The patient was admitted on 4/13/14 at 6 a.m. for Pitocin induction. The attending obstetrician (Dr. "A") examined her at 8 a.m. then turned the induction over to the CNM and left the hospital.
At 11:30 a.m. Dr. "A" signed out to his partner, Dr. "B," due to a family emergency. Dr. "A" allegedly asked Dr. "B" to cover the call from 2 p.m. until he returned the next morning. However, Dr. "A" did not advise the patient, CNM or hospital nursing staff of his emergency. In contrast, Dr. "B" claims that Dr. "A" asked that he assume the call coverage only at 4 p.m., so Dr. "B" left the hospital to go to a previous social commitment.

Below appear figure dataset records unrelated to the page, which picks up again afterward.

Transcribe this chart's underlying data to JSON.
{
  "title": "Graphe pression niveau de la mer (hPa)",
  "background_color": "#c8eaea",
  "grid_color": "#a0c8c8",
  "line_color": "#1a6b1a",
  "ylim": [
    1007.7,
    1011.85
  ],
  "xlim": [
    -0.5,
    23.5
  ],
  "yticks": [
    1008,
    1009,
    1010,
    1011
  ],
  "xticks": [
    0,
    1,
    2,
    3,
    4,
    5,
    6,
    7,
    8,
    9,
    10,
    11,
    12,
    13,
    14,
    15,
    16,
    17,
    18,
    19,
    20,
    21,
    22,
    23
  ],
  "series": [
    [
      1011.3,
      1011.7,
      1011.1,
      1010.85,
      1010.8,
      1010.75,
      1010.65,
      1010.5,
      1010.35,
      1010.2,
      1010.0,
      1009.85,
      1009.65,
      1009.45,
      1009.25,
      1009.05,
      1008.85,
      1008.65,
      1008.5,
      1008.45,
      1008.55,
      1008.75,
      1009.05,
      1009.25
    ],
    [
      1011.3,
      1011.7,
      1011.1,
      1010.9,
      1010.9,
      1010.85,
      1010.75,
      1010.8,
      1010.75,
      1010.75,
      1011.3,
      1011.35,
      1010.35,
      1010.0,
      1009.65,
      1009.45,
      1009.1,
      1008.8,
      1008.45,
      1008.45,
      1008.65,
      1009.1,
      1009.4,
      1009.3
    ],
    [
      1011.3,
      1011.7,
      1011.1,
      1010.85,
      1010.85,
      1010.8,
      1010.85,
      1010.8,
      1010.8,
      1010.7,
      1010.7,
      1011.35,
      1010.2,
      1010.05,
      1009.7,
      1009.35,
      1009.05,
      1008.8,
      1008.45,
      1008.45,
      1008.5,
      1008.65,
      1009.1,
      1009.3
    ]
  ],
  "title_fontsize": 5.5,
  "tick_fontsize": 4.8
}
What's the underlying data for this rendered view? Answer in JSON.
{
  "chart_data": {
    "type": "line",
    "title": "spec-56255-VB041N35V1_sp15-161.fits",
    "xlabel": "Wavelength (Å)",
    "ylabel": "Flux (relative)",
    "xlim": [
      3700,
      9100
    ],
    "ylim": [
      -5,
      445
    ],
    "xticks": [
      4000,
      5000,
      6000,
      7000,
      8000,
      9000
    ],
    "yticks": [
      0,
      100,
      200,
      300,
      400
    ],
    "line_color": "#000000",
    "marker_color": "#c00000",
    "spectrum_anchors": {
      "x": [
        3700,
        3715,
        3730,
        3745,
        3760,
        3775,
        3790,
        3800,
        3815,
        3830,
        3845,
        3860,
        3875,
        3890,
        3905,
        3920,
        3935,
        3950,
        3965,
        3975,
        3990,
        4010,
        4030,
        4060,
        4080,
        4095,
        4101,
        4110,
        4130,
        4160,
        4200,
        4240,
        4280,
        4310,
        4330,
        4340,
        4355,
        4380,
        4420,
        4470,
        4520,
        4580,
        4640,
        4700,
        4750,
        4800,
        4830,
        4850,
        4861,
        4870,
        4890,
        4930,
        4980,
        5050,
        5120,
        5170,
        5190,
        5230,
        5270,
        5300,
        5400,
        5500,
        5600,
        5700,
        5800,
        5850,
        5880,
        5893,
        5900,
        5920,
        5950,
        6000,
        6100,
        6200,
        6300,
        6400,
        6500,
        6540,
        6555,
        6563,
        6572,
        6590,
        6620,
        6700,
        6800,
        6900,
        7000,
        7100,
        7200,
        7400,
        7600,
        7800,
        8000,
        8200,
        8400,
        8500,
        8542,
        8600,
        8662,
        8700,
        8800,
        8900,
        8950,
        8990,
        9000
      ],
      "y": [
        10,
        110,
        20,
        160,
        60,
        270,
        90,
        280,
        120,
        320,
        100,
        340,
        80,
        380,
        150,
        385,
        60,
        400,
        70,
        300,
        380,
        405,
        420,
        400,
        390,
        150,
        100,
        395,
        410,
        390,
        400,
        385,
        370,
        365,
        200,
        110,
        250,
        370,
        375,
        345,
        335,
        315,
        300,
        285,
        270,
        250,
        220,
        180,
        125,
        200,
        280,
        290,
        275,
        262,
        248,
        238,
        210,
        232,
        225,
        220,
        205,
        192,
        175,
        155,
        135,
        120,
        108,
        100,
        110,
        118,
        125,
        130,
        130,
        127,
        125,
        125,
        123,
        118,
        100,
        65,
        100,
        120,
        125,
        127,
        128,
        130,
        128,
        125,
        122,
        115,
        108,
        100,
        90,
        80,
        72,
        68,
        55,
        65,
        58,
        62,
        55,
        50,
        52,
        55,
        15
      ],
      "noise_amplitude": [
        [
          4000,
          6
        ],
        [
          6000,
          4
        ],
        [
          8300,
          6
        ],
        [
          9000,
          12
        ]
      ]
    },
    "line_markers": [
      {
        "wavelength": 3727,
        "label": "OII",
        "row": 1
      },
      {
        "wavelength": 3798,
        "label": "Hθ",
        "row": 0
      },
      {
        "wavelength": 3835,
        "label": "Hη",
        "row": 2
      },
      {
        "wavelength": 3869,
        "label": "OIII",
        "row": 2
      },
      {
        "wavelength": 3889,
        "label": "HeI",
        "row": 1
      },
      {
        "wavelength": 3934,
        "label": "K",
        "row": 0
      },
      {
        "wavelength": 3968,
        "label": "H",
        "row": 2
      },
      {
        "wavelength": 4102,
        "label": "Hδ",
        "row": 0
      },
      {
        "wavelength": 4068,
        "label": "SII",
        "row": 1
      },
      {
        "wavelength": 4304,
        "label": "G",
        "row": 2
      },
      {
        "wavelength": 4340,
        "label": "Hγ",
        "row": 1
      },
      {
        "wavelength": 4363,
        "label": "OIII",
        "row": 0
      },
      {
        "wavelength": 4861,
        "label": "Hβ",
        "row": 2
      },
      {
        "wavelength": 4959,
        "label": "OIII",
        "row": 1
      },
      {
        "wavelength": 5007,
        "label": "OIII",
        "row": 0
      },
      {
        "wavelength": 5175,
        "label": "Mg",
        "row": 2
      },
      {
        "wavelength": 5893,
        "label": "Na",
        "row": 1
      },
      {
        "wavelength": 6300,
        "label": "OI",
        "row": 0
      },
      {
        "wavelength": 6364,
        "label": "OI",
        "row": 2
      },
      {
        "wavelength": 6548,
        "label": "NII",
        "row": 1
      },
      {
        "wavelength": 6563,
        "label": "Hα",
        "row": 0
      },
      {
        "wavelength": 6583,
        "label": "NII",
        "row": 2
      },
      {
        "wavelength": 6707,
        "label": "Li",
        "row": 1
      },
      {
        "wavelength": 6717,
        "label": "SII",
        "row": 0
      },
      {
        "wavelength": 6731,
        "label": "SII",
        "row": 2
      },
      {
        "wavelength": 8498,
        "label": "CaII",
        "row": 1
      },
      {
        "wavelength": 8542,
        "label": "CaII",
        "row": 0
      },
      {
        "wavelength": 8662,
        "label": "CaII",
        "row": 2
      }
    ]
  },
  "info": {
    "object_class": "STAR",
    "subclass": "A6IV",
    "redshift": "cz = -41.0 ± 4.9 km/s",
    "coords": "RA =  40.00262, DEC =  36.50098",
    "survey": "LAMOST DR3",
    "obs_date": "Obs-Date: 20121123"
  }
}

The patient's labor progressed uneventfully until 2:05 p.m. when she began pushing, and the CNM noted shoulder dystocia. The CNM attempted to contact Dr. "A" but the doctor didn't respond to cell phone calls or return pages. The CNM then made three attempts to turn the baby, and finally delivered the posterior arm by reaching under the axilla and sweeping the arm over the chest.
The baby delivered rapidly after this maneuver. The female infant weighed 9 lbs. 10 ozs. The shoulder dystocia complication caused severe Erb's Palsy. Documentation confirmed that the patient intended the CNM to deliver the baby, but she had specifically requested that Dr. "A" be immediately available since she had a shoulder dystocia history.